There is no gray area in Cincinnati Children’s goal. The very first line on its Web page devoted to high reliability reads, “Our goal is to be the safest hospital.” The page then goes on to explain how Cincinnati Children’s 2015 strategic plan calls for eliminating all serious patient harm and achieving the lowest rates of employee injury among all hospitals by leveraging internal and external expertise toward becoming an HRO.
The fact that Cincinnati Children’s is still becoming an HRO may surprise some, because most people would have considered it to be an HRO years ago. After all, using high reliability principles for at least the past three years, Cincinnati Children’s has reduced serious patient safety events by 80%, reduced lost time days by 83%, and continually driven down injury and illness rates.
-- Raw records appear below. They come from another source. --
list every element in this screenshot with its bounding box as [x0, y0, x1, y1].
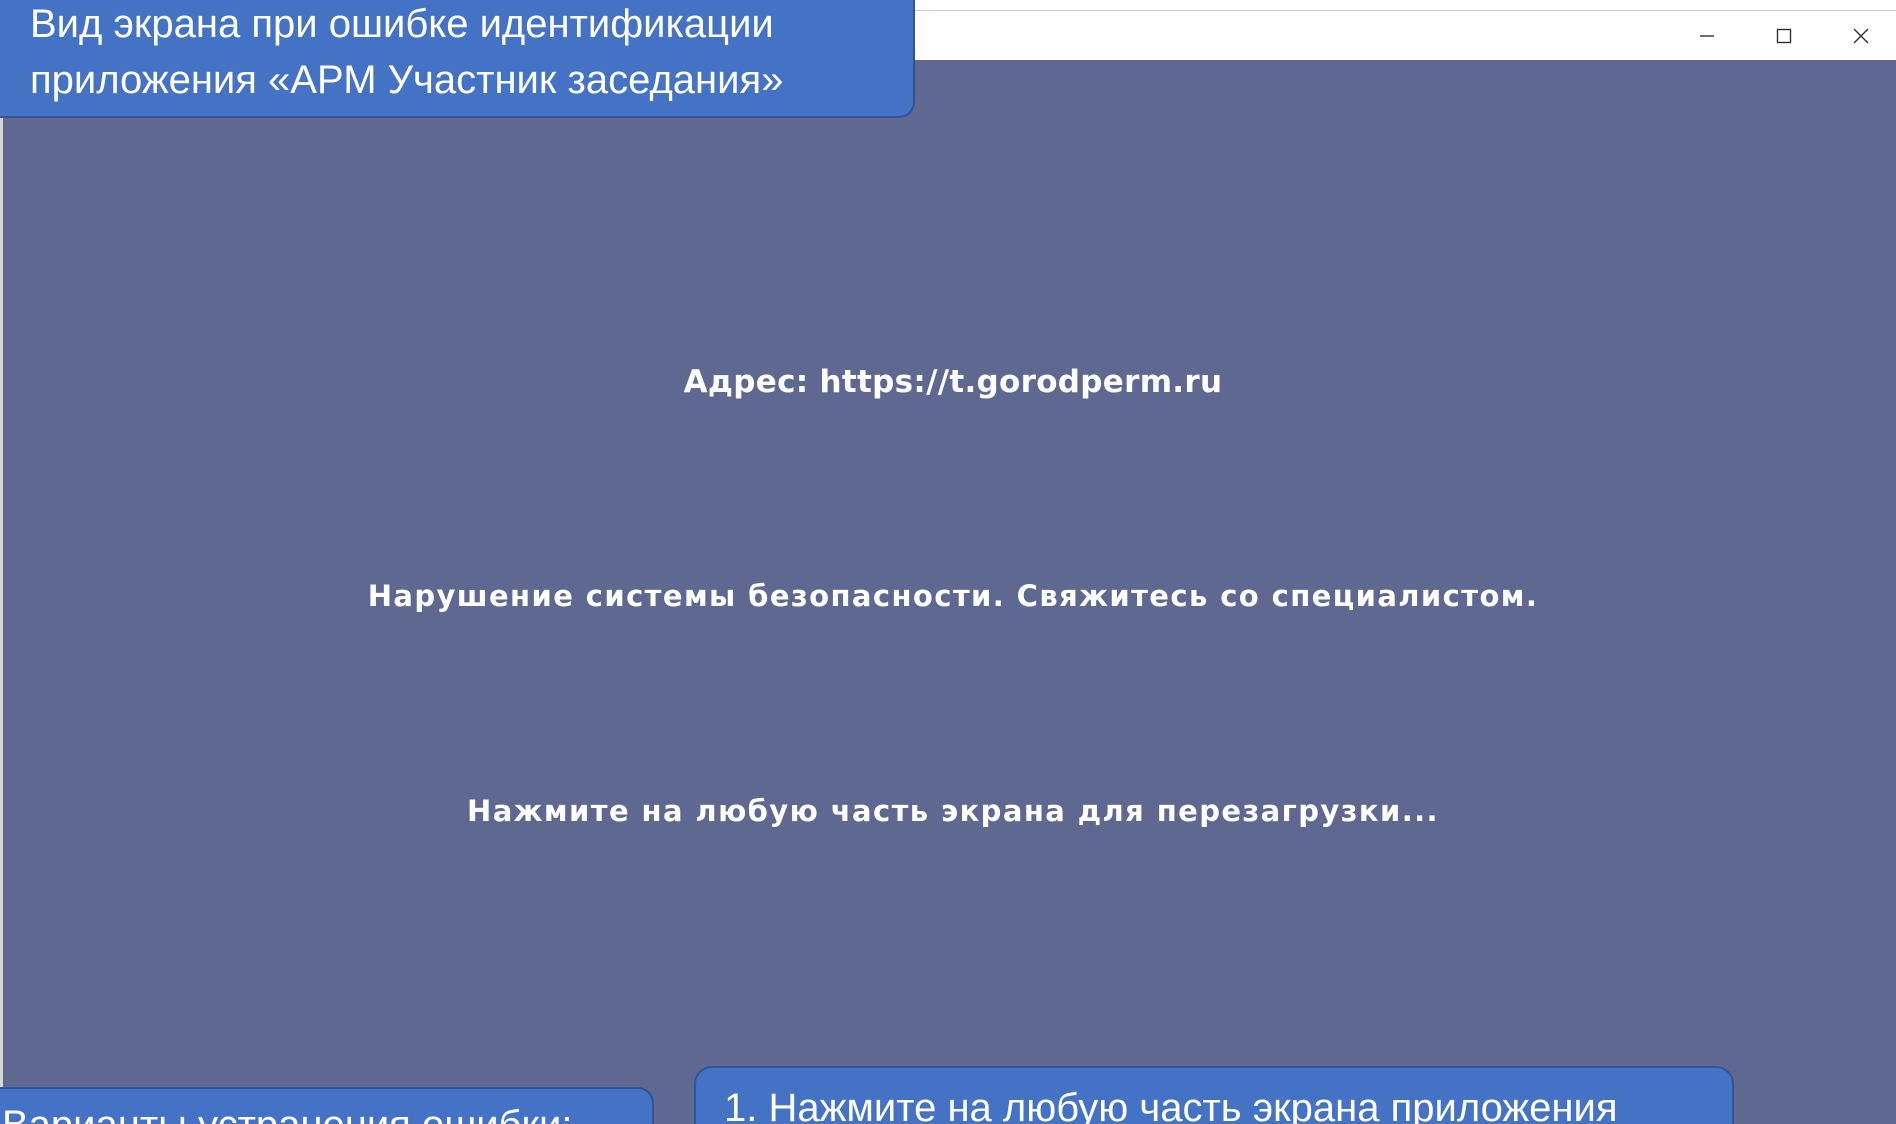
close-button[interactable]	[1822, 11, 1896, 61]
maximize-button[interactable]	[1745, 11, 1822, 61]
title-callout: Вид экрана при ошибке идентификации прил…	[0, 0, 915, 118]
title-callout-line2: приложения «АРМ Участник заседания»	[30, 58, 784, 102]
minimize-button[interactable]	[1668, 11, 1745, 61]
maximize-icon	[1776, 28, 1792, 44]
reload-hint: Нажмите на любую часть экрана для переза…	[467, 794, 1439, 828]
address-text: Адрес: https://t.gorodperm.ru	[683, 364, 1223, 400]
title-callout-line1: Вид экрана при ошибке идентификации	[30, 2, 774, 46]
minimize-icon	[1699, 28, 1715, 44]
window-controls	[1668, 11, 1896, 61]
error-screen[interactable]: Адрес: https://t.gorodperm.ru Нарушение …	[3, 60, 1896, 1124]
app-window: Адрес: https://t.gorodperm.ru Нарушение …	[0, 10, 1896, 1124]
fixes-callout: Варианты устранения ошибки:	[0, 1087, 654, 1124]
close-icon	[1852, 27, 1870, 45]
slide: Адрес: https://t.gorodperm.ru Нарушение …	[0, 0, 1896, 1124]
security-error-message: Нарушение системы безопасности. Свяжитес…	[367, 579, 1539, 613]
step1-callout: 1. Нажмите на любую часть экрана приложе…	[694, 1066, 1734, 1124]
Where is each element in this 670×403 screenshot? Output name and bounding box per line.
The hospital also has shown it is committed to the five high reliability principles that have practical applications for healthcare:
- Preoccupation with failure—never being satisfied with no accidents for many months or many years, and always being alert to the smallest signal that a new threat to safety may be developing
- Reluctance to simplify observations—being able to identify the often subtle differences among threats that may make the difference between early and late recognition
- Sensitivity to operations—recognizing that the earliest indicators of threats to organizational performance typically appear in small changes in the organization’s operations
- Commitment to resilience—recognizing that despite best efforts and past safety successes, errors will occur and safety will be threatened
- Deference to expertise—when confronted by a new threat, having mechanisms in place to identify the individual(s) with the greatest expertise relevant to managing the new situation and to place decision-making authority in the hands of that person or group
The leadership and staff at Cincinnati Children’s understand that even with all of their success, the high reliability journey is ongoing. It’s a learning journey, a commitment to acknowledging an organization does not “arrive” at high reliability or run out of things to learn. The more someone knows about high reliability, the more that person realizes how little he or she knows.
To Cincinnati Children’s and MHHS, high reliability isn’t a buzzword. It’s an approach to ensuring great care for every patient.